Okay, let’s do it together
We begin simple…
Unfortunately, a simple scatter plot makes it hard to detect any relationship. However, ggplot2 makes it easy to add different colors and shapes which might help identify trends.
It seems like the higher the GDP the more democratic countries are, except if you are a high oil producer or a non-OECD. Let’s explore these relationships using a regression.
model1 <- lm(polity ~ oil, data = rossdata_short)
summary(model1)
Let’s now include controls for GDP per capita and OECD membership
model2<-lm(polity ~ gdp + oil + oecd, data = rossdata_short)
summary(model2)
Recall the OECD membership clustering? Let’s try an interaction
model3 <- lm(polity ~ gdp + oil*oecd, data = rossdata_short)
summary(model3)
broom has three main functions, all of which return data frames (not lists, numeric vectors, or other types of object). glance returns a data frame with a single row summary of the model:
glance(model2)
tidy returns a data frame with a row for each coefficient estimate:
tidy(model2)
augment returns the original data frame used in the model with additional columns for fitted values, the standard errors of those fitted values, residuals, etc.
head(augment(model2))
How about a coefficient plot, roppeladder… etc.
ggplot(tidy(model2) %>% filter(term != "(Intercept)"),
aes(x = term, y = estimate,
ymin = estimate - 2 * std.error,
ymax = estimate + 2 * std.error)) +
geom_pointrange() +
coord_flip()
We can also use coefplot
coefplot(model2, coefficients = c("oecd", "oil", "gdp"))
Several packages (stargazer, texreg, apsrtable) are useful for creating publication type regression tables. stargazer and texreg are the most complete package.
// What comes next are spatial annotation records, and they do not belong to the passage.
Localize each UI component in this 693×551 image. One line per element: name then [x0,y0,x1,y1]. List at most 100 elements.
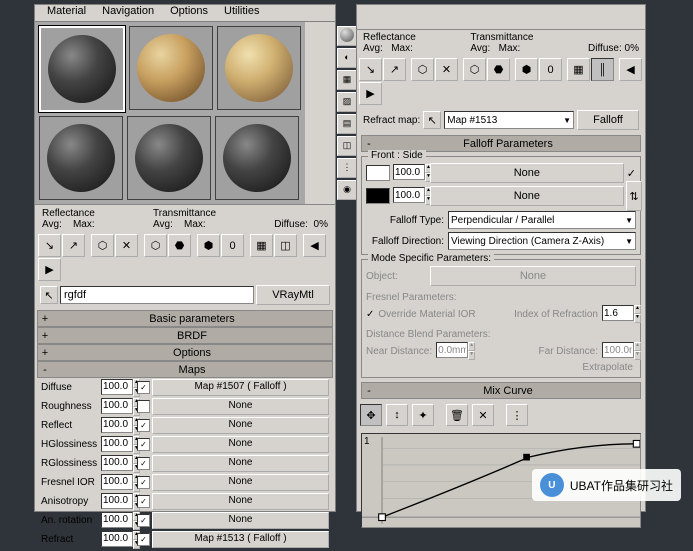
rollout-basic[interactable]: +Basic parameters [37,310,333,327]
fresnel-amount[interactable] [101,474,133,490]
r-library-button[interactable]: ⬢ [515,58,538,81]
rollout-brdf[interactable]: +BRDF [37,327,333,344]
material-slot-3[interactable] [217,26,301,110]
rgloss-amount[interactable] [101,455,133,471]
go-parent-button[interactable]: ◀ [303,234,326,257]
anrot-amount[interactable] [101,512,133,528]
put-to-scene-button[interactable]: ↗ [62,234,85,257]
add-point-icon[interactable]: ✦ [412,404,434,426]
fresnel-check[interactable]: ✓ [137,476,150,489]
hgloss-amount[interactable] [101,436,133,452]
r-delete-button[interactable]: ✕ [435,58,458,81]
delete-point-icon[interactable]: 🗑 [446,404,468,426]
anrot-map-slot[interactable]: None [152,512,329,529]
r-showmap-button[interactable]: ▦ [567,58,590,81]
material-slot-6[interactable] [215,116,299,200]
options-button[interactable]: ⋮ [337,158,357,178]
r-put-button[interactable]: ↗ [383,58,406,81]
refract-map-slot[interactable]: Map #1513 ( Falloff ) [152,531,329,548]
fresnel-map-slot[interactable]: None [152,474,329,491]
refract-check[interactable]: ✓ [137,533,150,546]
material-id-channel-button[interactable]: 0 [221,234,244,257]
menu-navigation[interactable]: Navigation [94,5,162,21]
diffuse-check[interactable]: ✓ [137,381,150,394]
r-unique-button[interactable]: ⬣ [487,58,510,81]
r-forward-button[interactable]: ▶ [359,82,382,105]
r-parent-button[interactable]: ◀ [619,58,642,81]
material-slot-5[interactable] [127,116,211,200]
rgloss-map-slot[interactable]: None [152,455,329,472]
rollout-mix-curve[interactable]: -Mix Curve [361,382,641,399]
aniso-map-slot[interactable]: None [152,493,329,510]
pick-button[interactable]: ↖ [40,286,58,304]
delete-button[interactable]: ✕ [115,234,138,257]
reflect-amount[interactable] [101,417,133,433]
front-color-swatch[interactable] [366,165,390,181]
roughness-check[interactable] [137,400,150,413]
r-copy-button[interactable]: ⬡ [463,58,486,81]
front-map-slot[interactable]: None [430,163,624,183]
r-assign-button[interactable]: ⬡ [411,58,434,81]
r-endresult-button[interactable]: ║ [591,58,614,81]
front-amount[interactable] [393,164,425,180]
menu-material[interactable]: Material [39,5,94,21]
make-copy-button[interactable]: ⬡ [144,234,167,257]
side-color-swatch[interactable] [366,188,390,204]
falloff-dir-dropdown[interactable]: Viewing Direction (Camera Z-Axis)▼ [448,232,636,250]
video-check-button[interactable]: ▤ [337,114,357,134]
diffuse-amount[interactable] [101,379,133,395]
hgloss-check[interactable]: ✓ [137,438,150,451]
aniso-check[interactable]: ✓ [137,495,150,508]
tangent-icon[interactable]: ⋮ [506,404,528,426]
roughness-amount[interactable] [101,398,133,414]
hgloss-map-slot[interactable]: None [152,436,329,453]
side-map-slot[interactable]: None [430,186,624,206]
menu-utilities[interactable]: Utilities [216,5,267,21]
anrot-check[interactable]: ✓ [137,514,150,527]
background-button[interactable]: ▦ [337,70,357,90]
refract-pick-button[interactable]: ↖ [423,111,441,129]
get-material-button[interactable]: ↘ [38,234,61,257]
front-check[interactable]: ✓ [627,167,636,180]
preview-button[interactable]: ◫ [337,136,357,156]
swap-icon[interactable]: ⇅ [626,181,642,211]
rollout-options[interactable]: +Options [37,344,333,361]
show-end-result-button[interactable]: ◫ [274,234,297,257]
move-tool-icon[interactable]: ✥ [360,404,382,426]
watermark: U UBAT作品集研习社 [532,469,681,501]
override-ior-check[interactable]: ✓ [366,309,374,320]
reflect-map-slot[interactable]: None [152,417,329,434]
reflect-check[interactable]: ✓ [137,419,150,432]
sample-uv-button[interactable]: ▨ [337,92,357,112]
put-library-button[interactable]: ⬢ [197,234,220,257]
backlight-button[interactable]: ◐ [337,48,357,68]
side-amount[interactable] [393,187,425,203]
material-slot-2[interactable] [129,26,213,110]
sample-type-button[interactable] [337,26,357,46]
material-id-button[interactable]: ◉ [337,180,357,200]
material-name-input[interactable] [60,286,254,304]
rollout-maps[interactable]: -Maps [37,361,333,378]
assign-button[interactable]: ⬡ [91,234,114,257]
scale-tool-icon[interactable]: ↕ [386,404,408,426]
r-channel-button[interactable]: 0 [539,58,562,81]
material-slot-1[interactable] [39,26,125,112]
r-get-button[interactable]: ↘ [359,58,382,81]
roughness-map-slot[interactable]: None [152,398,329,415]
maps-content: Diffuse▲▼✓Map #1507 ( Falloff ) Roughnes… [37,378,333,549]
aniso-amount[interactable] [101,493,133,509]
diffuse-map-slot[interactable]: Map #1507 ( Falloff ) [152,379,329,396]
show-map-button[interactable]: ▦ [250,234,273,257]
refract-map-dropdown[interactable]: Map #1513▼ [444,111,574,129]
reset-curve-icon[interactable]: ✕ [472,404,494,426]
material-type-button[interactable]: VRayMtl [256,285,330,305]
rgloss-check[interactable]: ✓ [137,457,150,470]
falloff-type-dropdown[interactable]: Perpendicular / Parallel▼ [448,211,636,229]
ior-value[interactable] [602,305,634,321]
go-forward-button[interactable]: ▶ [38,258,61,281]
menu-options[interactable]: Options [162,5,216,21]
falloff-type-button[interactable]: Falloff [577,110,639,130]
make-unique-button[interactable]: ⬣ [168,234,191,257]
material-slot-4[interactable] [39,116,123,200]
refract-amount[interactable] [101,531,133,547]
Both allow output to either LaTeX or HTML tables for many types of statistical models. We’ll use stargazer here:
library(stargazer)
stargazer(model1, model2, model3, type = "html")
We are going to use predict to get predicted values. We first have to set up a newdata
xnew <- data.frame(
gdp = 5.9, oil = 0, oecd = 1)
predict(model2, newdata = xnew, interval = "confidence")
xnew2 <- data.frame(gdp = 5.9, oil = 0, oecd = 0)
predict(model2, newdata = xnew2, interval = "confidence")
What is this really doing?
model2
names(model2)
pe2<-model2$coefficients
pe2
1*pe2[1] + 5.9*pe2[2] + 0*pe2[3] + 1*pe2[4]
1*pe2[1] + 5.9*pe2[2] + 0*pe2[3] + 0*pe2[4]
We can create a matrix of hypothetical data to obtain predictions for a range of values:
xnew <- expand.grid(gdp = seq(4,11),
oil = 0,
oecd = 1)
xnew <- expand.grid(gdp = seq(4,11),
oil = mean(rossdata_short$oil),
oecd = mean(rossdata_short$oecd))
Now we feed this new data into predict
pred.res <- predict(model2, newdata = xnew, interval="confidence")
To plot these predicted values we have to create a data frame containing both the predicted values generated by predict and the data used to generate those values
mod2_pred_df <- cbind(xnew, pred.res)
mod2_pred_df
We now have a data-frame that can easily be taken by ggplot
ggplot(mod2_pred_df, aes(x = gdp, y = fit,
ymin = lwr, ymax = upr)) +
geom_line() +
geom_ribbon(alpha = 0.2)+
labs(y = "Democracy", x = "GDP")+
theme_bw()
What about oil?
xnew <- expand.grid(gdp = mean(rossdata_short$gdp),
oil = seq(0,11),
oecd = mean(rossdata_short$oecd))
pred.res <- predict(model2, newdata = xnew, interval = "confidence")
mod2_pred_df <- cbind(xnew, pred.res)
ggplot(mod2_pred_df, aes(x = oil, y = fit,
ymin = lwr, ymax = upr)) +
geom_line() +
geom_ribbon(alpha = 0.2)+
labs(y = "Democracy", x = "Oil")+
theme_bw()
Let’s get predictions from the model with the interaction.
summary(model3)
xnew <- expand.grid(gdp = mean(rossdata_short$gdp),
oil = seq(0,11),
oecd = c(0,1))
pred.res <- predict(model3, newdata=xnew, interval="confidence")
mod3_pred_df <- cbind(xnew, pred.res)
Now we can ggplot it
ggplot(mod3_pred_df, aes(x = oil , y = fit,
ymin = lwr, ymax = upr,
color = factor(oecd),
fill = factor(oecd))) +
geom_line() +
geom_ribbon( alpha = 0.7) +
labs(title = "Predicted Democracy by GDP and OECD membership",
y = "Predicted Value of Democracy",
x = "Oil") +
scale_fill_discrete(name = "OECD",
labels = c("Non Member","Member")) +
scale_color_discrete(name = "OECD",
labels = c("Non Member","Member")) +
theme_bw()
Science should be open! Here at Cornell and everywhere, this lab is released under a Creative Commons Attribution-ShareAlike 3.0 Unported.